Politicos Steal Credit As part of the Earth Day celebrations on April 22nd, a varied collection of politicians, bureaucrats and whatnots sprung a surprise media event in the Pine Bush. Organized secretly by the NYS Department of Environmental Conservation (DEC), its purpose was to give credit to themselves for preserving the Muncie parcel at the corner of Washington Ave. and Rt. 155! Let's be clear about this. These clowns are guilty of spreading falsehoods and promoting deceptions. (That's the polite way of putting it.) The only reason this vital, centrally located 80 acres of prime Pine Bush is with us today is because Save the Pine Bush filed suit and was granted an injunction to stop work. Former mayor Whalen of the City of Albany fought the suit, using taxpayer dollars. The DEC stood by and did nothing to preserve this land. Apparently this is why DEC officials went to great lengths to keep this media show secret from the general public, in case someone from Save the Pine Bush might hear about it. Only Albany Mayor Jerry Jennings had enough class to give credit to Save the Pine Bush, mentioning several SPB board members by name. SPB member Mark Plaat, who was in the audience wearing his Uncle Sam hat, tells us that he was prepared to mount the platform if Mr. Jennings had not been present to set the record straight. Last year, the Nature Conservancy finally stepped in and purchased the land with State Environmental Protection Fund money, making our efforts official.
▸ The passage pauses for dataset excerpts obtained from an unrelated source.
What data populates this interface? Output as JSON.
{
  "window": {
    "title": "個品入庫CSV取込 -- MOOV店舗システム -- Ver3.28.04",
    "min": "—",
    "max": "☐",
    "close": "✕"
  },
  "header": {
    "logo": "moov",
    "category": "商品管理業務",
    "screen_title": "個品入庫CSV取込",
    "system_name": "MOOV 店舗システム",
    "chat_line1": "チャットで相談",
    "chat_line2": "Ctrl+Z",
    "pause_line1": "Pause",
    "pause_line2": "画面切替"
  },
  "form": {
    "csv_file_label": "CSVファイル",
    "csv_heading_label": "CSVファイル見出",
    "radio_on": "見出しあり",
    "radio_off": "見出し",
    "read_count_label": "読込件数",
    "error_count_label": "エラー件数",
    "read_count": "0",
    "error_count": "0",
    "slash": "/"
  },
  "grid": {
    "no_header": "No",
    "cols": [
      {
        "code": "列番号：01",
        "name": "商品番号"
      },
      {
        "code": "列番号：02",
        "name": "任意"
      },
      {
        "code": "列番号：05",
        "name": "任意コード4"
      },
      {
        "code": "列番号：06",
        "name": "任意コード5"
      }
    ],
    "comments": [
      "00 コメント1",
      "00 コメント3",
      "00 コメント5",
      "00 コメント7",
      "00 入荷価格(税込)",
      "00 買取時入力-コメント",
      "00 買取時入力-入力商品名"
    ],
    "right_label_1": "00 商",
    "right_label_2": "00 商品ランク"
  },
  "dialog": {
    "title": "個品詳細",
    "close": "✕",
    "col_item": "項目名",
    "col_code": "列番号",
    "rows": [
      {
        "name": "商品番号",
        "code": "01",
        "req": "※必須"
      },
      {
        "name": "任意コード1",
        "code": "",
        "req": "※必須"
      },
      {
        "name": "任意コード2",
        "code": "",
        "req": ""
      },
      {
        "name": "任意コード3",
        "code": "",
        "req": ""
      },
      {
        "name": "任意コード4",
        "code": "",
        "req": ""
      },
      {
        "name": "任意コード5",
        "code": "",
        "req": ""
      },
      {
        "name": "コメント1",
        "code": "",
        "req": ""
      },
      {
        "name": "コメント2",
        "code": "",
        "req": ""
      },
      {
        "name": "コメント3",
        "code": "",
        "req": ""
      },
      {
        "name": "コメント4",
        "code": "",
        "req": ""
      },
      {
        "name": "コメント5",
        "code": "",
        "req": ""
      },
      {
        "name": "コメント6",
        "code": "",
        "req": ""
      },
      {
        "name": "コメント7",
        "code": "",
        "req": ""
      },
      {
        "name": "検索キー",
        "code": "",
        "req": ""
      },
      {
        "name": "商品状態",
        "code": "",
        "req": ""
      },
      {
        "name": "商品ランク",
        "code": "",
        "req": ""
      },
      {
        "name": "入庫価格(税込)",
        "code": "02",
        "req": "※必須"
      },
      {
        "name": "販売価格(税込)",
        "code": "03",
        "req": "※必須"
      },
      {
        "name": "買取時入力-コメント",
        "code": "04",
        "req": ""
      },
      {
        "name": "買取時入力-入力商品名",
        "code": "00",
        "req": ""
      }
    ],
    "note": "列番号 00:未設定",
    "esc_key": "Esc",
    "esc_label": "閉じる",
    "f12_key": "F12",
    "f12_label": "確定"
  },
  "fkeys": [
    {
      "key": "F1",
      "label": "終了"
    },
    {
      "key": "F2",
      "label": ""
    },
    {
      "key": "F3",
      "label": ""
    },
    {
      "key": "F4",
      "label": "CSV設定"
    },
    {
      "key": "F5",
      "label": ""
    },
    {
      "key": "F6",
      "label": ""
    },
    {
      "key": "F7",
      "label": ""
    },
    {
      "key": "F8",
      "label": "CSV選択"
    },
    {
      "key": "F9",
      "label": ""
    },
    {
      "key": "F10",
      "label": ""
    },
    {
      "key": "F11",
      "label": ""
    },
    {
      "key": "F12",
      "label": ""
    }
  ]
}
And Where Were We? Save the Pine Bush set up our ever-evolving display at the Earth Day celebration at Capital Park in downtown Albany. This was a great way to kick off the outdoor season, although a bitter cold wind rose up in mid-afternoon, driving everyone out of the park. Before that, some 50 or 60 citizen's groups and individuals got to trade information and meet the public. Exhibits ranged from Ward Stone's horrifying pesticide display, to rescued and rehabilitated raptor birds that had been injured, to a very cold young woman lying on the lawn in a mermaid outfit who wanted to bring attention to beach litter and pollution. Several small local citizen's groups that had had limited contact with other groups discovered that they were not at all alone. A few weeks later we hauled our display to the Tulip Festival in Washington Park in Albany, where thousands of people passed by, quite a few of whom stopped to chat.

Land Held Hostage Guilderland town Supervisor Anne Rose is certain that the Willow Street entrance to the Pine Bush Preserve is public land. Lee Kiernan of the State DEC Department of Real Property told the Hearst-owned Times Union that it's open to the public. So why have Charles and Mary Lou Bednarczyk posted No Trespassing signs and claimed this public road as their own private driveway? They've developed a reputation for harassing hikers and skiers, and telling people they can't park on the road. Apparently they have ignored repeated warnings from the town to stop claiming the land as their own. So it appears that we have a right to use this road, but anyone who goes there should beware of the hazardous residents.
Speaking Of The DEC Everyone has been wondering about former oil company executive Michael Zagata, the new Republican commissioner of the NYS Department of Environmental Conservation. Is he better or worse than former commissioner Thomas Jorling, who is now making big bucks in the paper industry? Zagata was appointed by and answers to quasi-governor Pataki. Recently, wacky Pataki illegally tried to rescind the ban on the bug repellant DEET, and Zagata was 100% behind him. The problem with DEET is that it is a deadly poison. People who use too much of it become ill, and some people die. Perhaps this is why it's such a great repellent, the bugs know better than to come close. Too bad Zagata and Pataki don't have the same common sense found in bugs. Jorling and his former boss Mario Cuomo had their problems, but at least they never tried to kill anybody.